13 - DÚVIDA


As vozes de crianças embrulham o ar como presente secreto. As brincadeiras vão sendo espalhadas ao desbarato, vão-se misturando com o cheiro a terra ainda húmida das chuvadas tardias da Primavera daquele casamento. O sonho feito de vontade e desejo acabara por vencer. Teresa e Serafim iam descendo mais vagarosamente depois dos velozes instantes iniciais da vertiginosa queda. O peso da descida, que tinha provocado o desfalecimento a Teresa, vai dando tréguas. Os olhos recuperaram a vontade e as pálpebras abrem-se novamente na escuridão. Começou a ouvir sons de crianças a temperar o escuro, juntamente com o cheiro agradável de relva molhada. Reconheceu alguns dos timbres como sendo familiares contudo, foi incapaz de lhes atribuir a certeza de um nome. Uma voz era de tal forma familiar que a intrigava mais do que todas as outras. Movimentava os braços no escuro, instintivamente, na tentativa de agarrar a menina dona daquela melodia. A voz era perfeitamente audível, aproximava-se de Teresa e aumentava-lhe a vontade em segurar a menina que ia sentindo cada vez mais perto de si.

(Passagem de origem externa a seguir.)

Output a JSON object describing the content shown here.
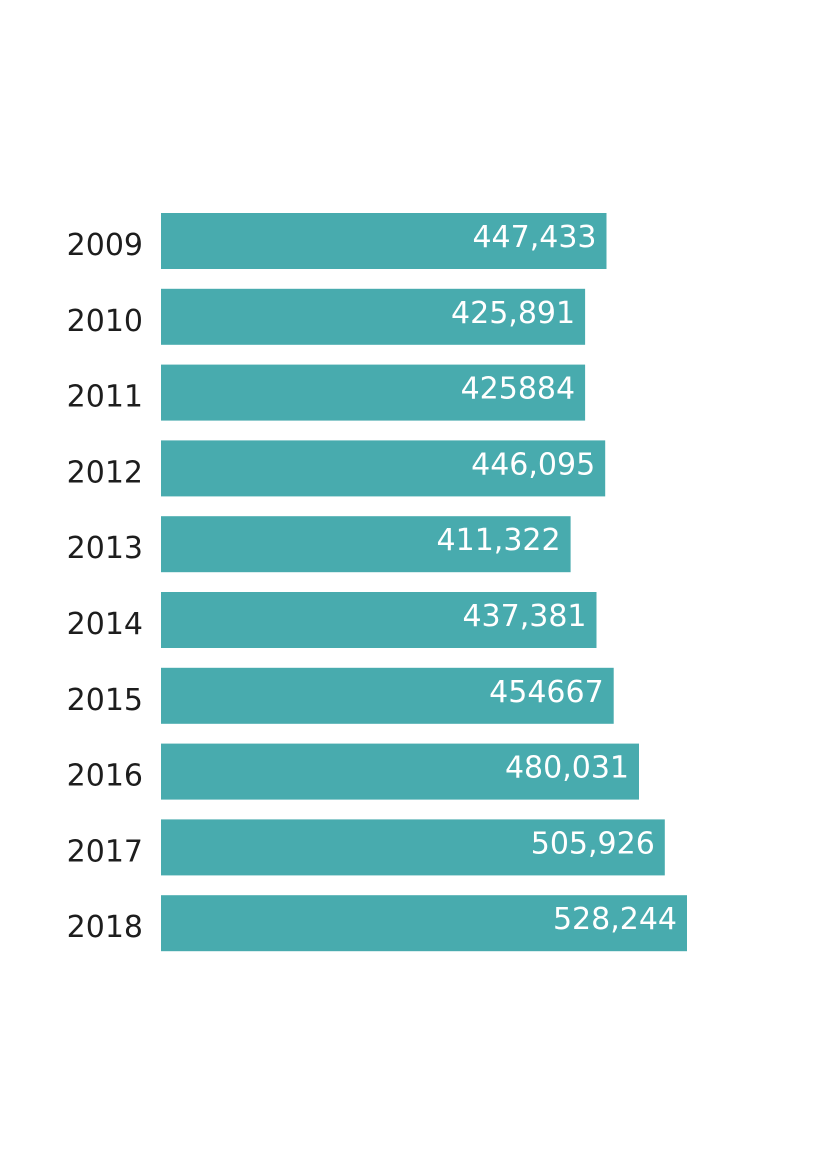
{
  "colors": {
    "bar": "#48abae",
    "value_text": "#ffffff",
    "category_text": "#1d1d1d",
    "background": "#ffffff"
  },
  "chart_data": {
    "type": "bar",
    "orientation": "horizontal",
    "title": "",
    "xlabel": "",
    "ylabel": "",
    "grid": false,
    "categories": [
      "2009",
      "2010",
      "2011",
      "2012",
      "2013",
      "2014",
      "2015",
      "2016",
      "2017",
      "2018"
    ],
    "values": [
      447433,
      425891,
      425884,
      446095,
      411322,
      437381,
      454667,
      480031,
      505926,
      528244
    ],
    "value_labels": [
      "447,433",
      "425,891",
      "425884",
      "446,095",
      "411,322",
      "437,381",
      "454667",
      "480,031",
      "505,926",
      "528,244"
    ],
    "xlim": [
      0,
      528244
    ]
  }
}
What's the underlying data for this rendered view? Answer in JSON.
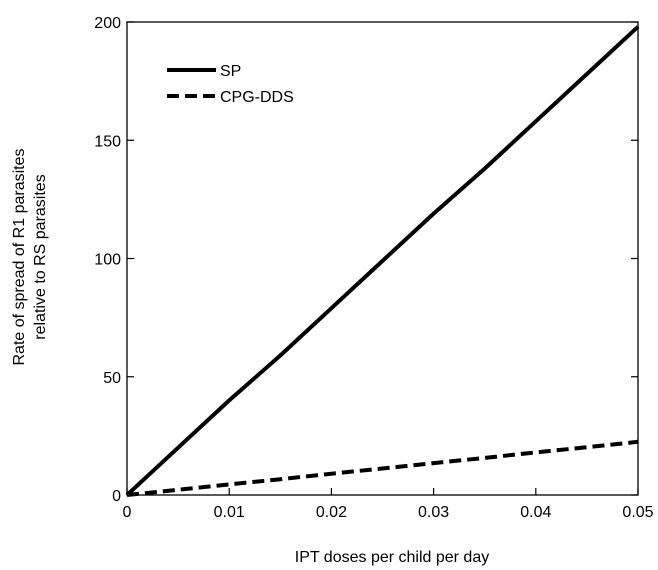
{
  "chart_data": {
    "type": "line",
    "title": "",
    "xlabel": "IPT doses per child per day",
    "ylabel_lines": [
      "Rate of spread of R1 parasites",
      "relative to RS parasites"
    ],
    "xlim": [
      0,
      0.05
    ],
    "ylim": [
      0,
      200
    ],
    "x_ticks": [
      0,
      0.01,
      0.02,
      0.03,
      0.04,
      0.05
    ],
    "x_tick_labels": [
      "0",
      "0.01",
      "0.02",
      "0.03",
      "0.04",
      "0.05"
    ],
    "y_ticks": [
      0,
      50,
      100,
      150,
      200
    ],
    "y_tick_labels": [
      "0",
      "50",
      "100",
      "150",
      "200"
    ],
    "grid": false,
    "legend_position": "top-left",
    "series": [
      {
        "name": "SP",
        "style": "solid",
        "color": "#000000",
        "x": [
          0,
          0.005,
          0.01,
          0.015,
          0.02,
          0.025,
          0.03,
          0.035,
          0.04,
          0.045,
          0.05
        ],
        "y": [
          0,
          20,
          40,
          59,
          79,
          99,
          119,
          138,
          158,
          178,
          198
        ]
      },
      {
        "name": "CPG-DDS",
        "style": "dashed",
        "color": "#000000",
        "x": [
          0,
          0.005,
          0.01,
          0.015,
          0.02,
          0.025,
          0.03,
          0.035,
          0.04,
          0.045,
          0.05
        ],
        "y": [
          0,
          2.2,
          4.5,
          6.7,
          9,
          11.2,
          13.5,
          15.7,
          18,
          20.2,
          22.5
        ]
      }
    ]
  }
}
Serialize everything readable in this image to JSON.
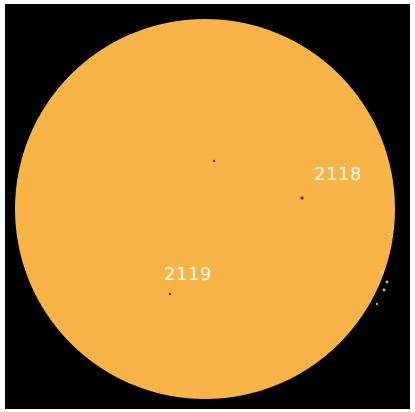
{
  "image": {
    "background_color": "#000000",
    "sun_color": "#f7ae3b",
    "sunspot_color": "#7a2d0f"
  },
  "regions": [
    {
      "id": "2118",
      "label": "2118"
    },
    {
      "id": "2119",
      "label": "2119"
    }
  ]
}
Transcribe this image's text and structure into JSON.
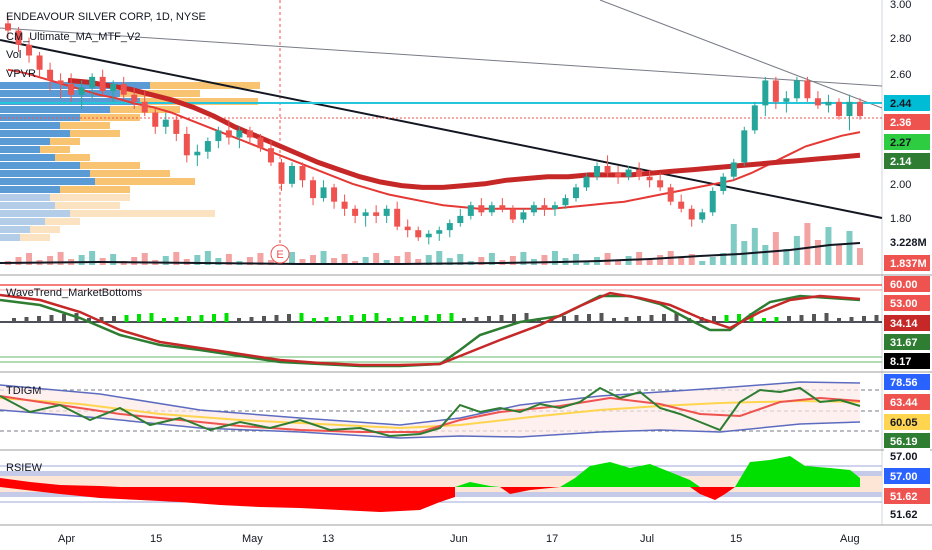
{
  "chart_title": "ENDEAVOUR SILVER CORP, 1D, NYSE",
  "legend": {
    "indicator1": "CM_Ultimate_MA_MTF_V2",
    "vol": "Vol",
    "vpvr": "VPVR"
  },
  "pane_titles": {
    "wavetrend": "WaveTrend_MarketBottoms",
    "tdi": "TDIGM",
    "rsi": "RSIEW"
  },
  "event_marker": "E",
  "price_axis_ticks": [
    "3.00",
    "2.80",
    "2.60",
    "1.80",
    "2.00"
  ],
  "price_badges": [
    {
      "value": "2.44",
      "color": "#00bcd4",
      "text_color": "#131722"
    },
    {
      "value": "2.36",
      "color": "#ef5350",
      "text_color": "#ffffff"
    },
    {
      "value": "2.27",
      "color": "#2ecc40",
      "text_color": "#131722"
    },
    {
      "value": "2.14",
      "color": "#2e7d32",
      "text_color": "#ffffff"
    },
    {
      "value": "3.228M",
      "color": "#ffffff",
      "text_color": "#131722"
    },
    {
      "value": "1.837M",
      "color": "#ef5350",
      "text_color": "#ffffff"
    }
  ],
  "wavetrend_badges": [
    {
      "value": "60.00",
      "color": "#ef5350",
      "text_color": "#ffffff"
    },
    {
      "value": "53.00",
      "color": "#ef5350",
      "text_color": "#ffffff"
    },
    {
      "value": "34.14",
      "color": "#c62828",
      "text_color": "#ffffff"
    },
    {
      "value": "31.67",
      "color": "#2e7d32",
      "text_color": "#ffffff"
    },
    {
      "value": "8.17",
      "color": "#000000",
      "text_color": "#ffffff"
    }
  ],
  "tdi_badges": [
    {
      "value": "78.56",
      "color": "#2962ff",
      "text_color": "#ffffff"
    },
    {
      "value": "63.44",
      "color": "#ef5350",
      "text_color": "#ffffff"
    },
    {
      "value": "60.05",
      "color": "#ffd54f",
      "text_color": "#131722"
    },
    {
      "value": "56.19",
      "color": "#2e7d32",
      "text_color": "#ffffff"
    }
  ],
  "rsi_badges": [
    {
      "value": "57.00",
      "color": "#ffffff",
      "text_color": "#131722"
    },
    {
      "value": "57.00",
      "color": "#2962ff",
      "text_color": "#ffffff"
    },
    {
      "value": "51.62",
      "color": "#ef5350",
      "text_color": "#ffffff"
    },
    {
      "value": "51.62",
      "color": "#ffffff",
      "text_color": "#131722"
    }
  ],
  "time_axis": [
    "Apr",
    "15",
    "May",
    "13",
    "Jun",
    "17",
    "Jul",
    "15",
    "Aug"
  ],
  "chart_data": {
    "type": "candlestick",
    "x_unit": "trading day",
    "candles": [
      [
        2.88,
        2.92,
        2.8,
        2.84
      ],
      [
        2.84,
        2.86,
        2.72,
        2.76
      ],
      [
        2.76,
        2.8,
        2.66,
        2.7
      ],
      [
        2.7,
        2.72,
        2.58,
        2.62
      ],
      [
        2.62,
        2.66,
        2.5,
        2.56
      ],
      [
        2.56,
        2.6,
        2.46,
        2.54
      ],
      [
        2.54,
        2.6,
        2.44,
        2.48
      ],
      [
        2.48,
        2.56,
        2.4,
        2.52
      ],
      [
        2.52,
        2.6,
        2.46,
        2.58
      ],
      [
        2.58,
        2.62,
        2.48,
        2.5
      ],
      [
        2.5,
        2.56,
        2.44,
        2.54
      ],
      [
        2.54,
        2.58,
        2.46,
        2.48
      ],
      [
        2.48,
        2.52,
        2.4,
        2.44
      ],
      [
        2.44,
        2.5,
        2.36,
        2.38
      ],
      [
        2.38,
        2.4,
        2.26,
        2.3
      ],
      [
        2.3,
        2.38,
        2.26,
        2.34
      ],
      [
        2.34,
        2.36,
        2.22,
        2.26
      ],
      [
        2.26,
        2.3,
        2.1,
        2.14
      ],
      [
        2.14,
        2.2,
        2.08,
        2.16
      ],
      [
        2.16,
        2.24,
        2.12,
        2.22
      ],
      [
        2.22,
        2.3,
        2.18,
        2.28
      ],
      [
        2.28,
        2.34,
        2.2,
        2.24
      ],
      [
        2.24,
        2.3,
        2.18,
        2.28
      ],
      [
        2.28,
        2.3,
        2.2,
        2.24
      ],
      [
        2.24,
        2.26,
        2.16,
        2.18
      ],
      [
        2.18,
        2.22,
        2.08,
        2.1
      ],
      [
        2.1,
        2.12,
        1.94,
        1.98
      ],
      [
        1.98,
        2.1,
        1.96,
        2.08
      ],
      [
        2.08,
        2.1,
        1.96,
        2.0
      ],
      [
        2.0,
        2.02,
        1.86,
        1.9
      ],
      [
        1.9,
        2.0,
        1.88,
        1.96
      ],
      [
        1.96,
        1.98,
        1.84,
        1.88
      ],
      [
        1.88,
        1.92,
        1.8,
        1.84
      ],
      [
        1.84,
        1.86,
        1.76,
        1.8
      ],
      [
        1.8,
        1.84,
        1.74,
        1.82
      ],
      [
        1.82,
        1.86,
        1.76,
        1.8
      ],
      [
        1.8,
        1.86,
        1.76,
        1.84
      ],
      [
        1.84,
        1.88,
        1.72,
        1.74
      ],
      [
        1.74,
        1.78,
        1.68,
        1.72
      ],
      [
        1.72,
        1.74,
        1.66,
        1.68
      ],
      [
        1.68,
        1.72,
        1.64,
        1.7
      ],
      [
        1.7,
        1.74,
        1.66,
        1.72
      ],
      [
        1.72,
        1.78,
        1.68,
        1.76
      ],
      [
        1.76,
        1.84,
        1.74,
        1.8
      ],
      [
        1.8,
        1.88,
        1.78,
        1.86
      ],
      [
        1.86,
        1.9,
        1.8,
        1.82
      ],
      [
        1.82,
        1.88,
        1.8,
        1.86
      ],
      [
        1.86,
        1.9,
        1.82,
        1.84
      ],
      [
        1.84,
        1.86,
        1.76,
        1.78
      ],
      [
        1.78,
        1.84,
        1.76,
        1.82
      ],
      [
        1.82,
        1.88,
        1.8,
        1.86
      ],
      [
        1.86,
        1.9,
        1.8,
        1.84
      ],
      [
        1.84,
        1.88,
        1.8,
        1.86
      ],
      [
        1.86,
        1.92,
        1.84,
        1.9
      ],
      [
        1.9,
        1.98,
        1.88,
        1.96
      ],
      [
        1.96,
        2.04,
        1.94,
        2.02
      ],
      [
        2.02,
        2.1,
        2.0,
        2.08
      ],
      [
        2.08,
        2.14,
        2.02,
        2.04
      ],
      [
        2.04,
        2.08,
        1.98,
        2.02
      ],
      [
        2.02,
        2.08,
        2.0,
        2.06
      ],
      [
        2.06,
        2.1,
        2.0,
        2.02
      ],
      [
        2.02,
        2.06,
        1.96,
        2.0
      ],
      [
        2.0,
        2.04,
        1.94,
        1.96
      ],
      [
        1.96,
        1.98,
        1.86,
        1.88
      ],
      [
        1.88,
        1.92,
        1.82,
        1.84
      ],
      [
        1.84,
        1.86,
        1.74,
        1.78
      ],
      [
        1.78,
        1.84,
        1.76,
        1.82
      ],
      [
        1.82,
        1.96,
        1.8,
        1.94
      ],
      [
        1.94,
        2.04,
        1.92,
        2.02
      ],
      [
        2.02,
        2.12,
        2.0,
        2.1
      ],
      [
        2.1,
        2.3,
        2.08,
        2.28
      ],
      [
        2.28,
        2.44,
        2.26,
        2.42
      ],
      [
        2.42,
        2.58,
        2.36,
        2.56
      ],
      [
        2.56,
        2.58,
        2.4,
        2.44
      ],
      [
        2.44,
        2.5,
        2.38,
        2.46
      ],
      [
        2.46,
        2.58,
        2.44,
        2.56
      ],
      [
        2.56,
        2.58,
        2.44,
        2.46
      ],
      [
        2.46,
        2.5,
        2.4,
        2.42
      ],
      [
        2.42,
        2.48,
        2.38,
        2.44
      ],
      [
        2.44,
        2.46,
        2.34,
        2.36
      ],
      [
        2.36,
        2.48,
        2.28,
        2.44
      ],
      [
        2.44,
        2.46,
        2.34,
        2.36
      ]
    ],
    "series": [
      {
        "name": "MA fast",
        "values": [
          2.62,
          2.6,
          2.57,
          2.54,
          2.51,
          2.48,
          2.46,
          2.43,
          2.41,
          2.38,
          2.34,
          2.3,
          2.26,
          2.22,
          2.18,
          2.14,
          2.1,
          2.06,
          2.02,
          1.98,
          1.95,
          1.92,
          1.9,
          1.88,
          1.86,
          1.85,
          1.84,
          1.84,
          1.84,
          1.84,
          1.84,
          1.85,
          1.86,
          1.87,
          1.88,
          1.9,
          1.92,
          1.94,
          1.96,
          1.98,
          2.0,
          2.04,
          2.09,
          2.14,
          2.19,
          2.22,
          2.25,
          2.27
        ]
      },
      {
        "name": "MA slow",
        "values": [
          2.56,
          2.55,
          2.53,
          2.51,
          2.48,
          2.45,
          2.41,
          2.36,
          2.3,
          2.25,
          2.2,
          2.15,
          2.1,
          2.06,
          2.02,
          1.99,
          1.97,
          1.96,
          1.96,
          1.97,
          1.98,
          2.0,
          2.01,
          2.02,
          2.02,
          2.03,
          2.03,
          2.03,
          2.04,
          2.05,
          2.06,
          2.07,
          2.08,
          2.09,
          2.1,
          2.11,
          2.12,
          2.13,
          2.14
        ]
      }
    ],
    "volume_y_ticks": [
      "3.228M",
      "1.837M"
    ],
    "price_range": [
      1.62,
      3.0
    ],
    "wavetrend_levels": [
      60.0,
      53.0,
      34.14,
      31.67,
      8.17
    ],
    "tdi_levels": [
      78.56,
      63.44,
      60.05,
      56.19
    ],
    "rsi_levels": [
      57.0,
      51.62
    ]
  }
}
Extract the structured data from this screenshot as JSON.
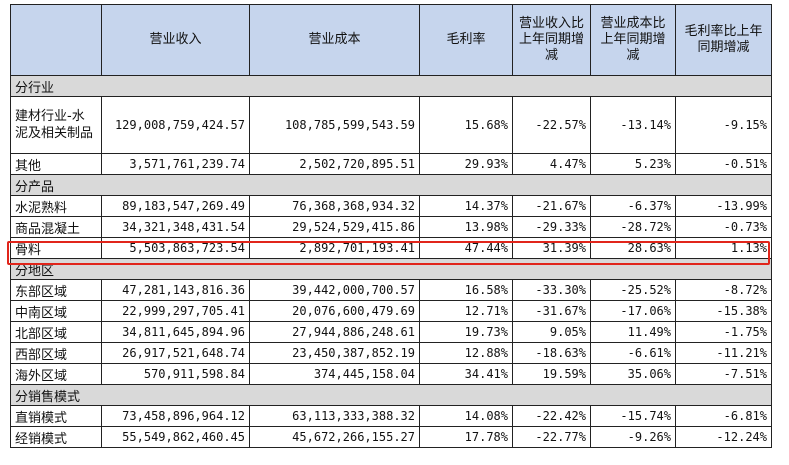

Serafim identificou sonoridades de jogos infantis que lhe recordaram os momentos passados com os companheiros de brincadeiras, ainda muito criança. Com eles partilhava as fisgas, súbitas aventureiras aos mais altos carvalhos, banhos de rio em tardes quentes de Verão. Ouviu com toda a clareza os sons do dia em que partiu a perna numa tola acrobacia realizada do alto de um pequeno barranco até se espreguiçar dolorosamente no meio do chão, com aquela dor insuportável a subir-lhe corpo acima. E sempre adornada pelo cheiro fresco da relva viçosa, fresca, que o acompanha quase desde o início da queda, e mais intensa desde que a velocidade da descida se tornou mais suportável e tranquila.

Quando irá acabar aquele voo? Por quanto tempo mais será possível aguentar tanta estranheza, tanta dúvida temperada com o sal da ansiedade?

As mãos de Serafim avançaram para a frente sem que ordem para isso tivesse saído da sua vontade. O corpo ganhou um pouco mais de velocidade, esticando-se para favorecer a aerodinâmica do voo. As mãos de Teresa ficaram mais perto das suas no centro daquela escuridão perfumada. A ligação entre os dois foi restabelecida com surpresa. Teresa pensou ter dado a mão à menina da melodiosa voz infantil e que lhe soara tão estranhamente familiar. Serafim julgou por instantes ter sentido a mão do amigo Horácio, o primeiro dos compinchas a chegar até ele depois da queda desamparada pelo penhasco abaixo.

- Meu amor? És tu, não é verdade? Que poder gigantesco nos trás por aqui perdidos e desamparados nesta escuridão sem fim? Perdoa-me por te ter abandonado lá em cima e ter saltado em frente rumo a este desconhecido. Não conseguia suportar mais o peso daquele silêncio, a dor e o medo que me causava aquela indefinição lá no alto. Nem o conforto do teu abraço foi suficiente para me acalmar a vontade de sair de lá para fora. Perdoa-me, mas foi mais forte do que eu.

Serafim agarrou com toda a força do mundo as mãos de Teresa.

- E que marido sou eu? No momento em que seguiste a direcção dessa tua vontade, hesitei, ponderei eternos segundos de malfadada cobardia antes de seguir no teu encalce, com medo deste desconhecido.

Agarram-se um ao outro com sentida felicidade.

A descida continuou tranquila no meio do silêncio, pintada com as cores da dúvida e do vazio.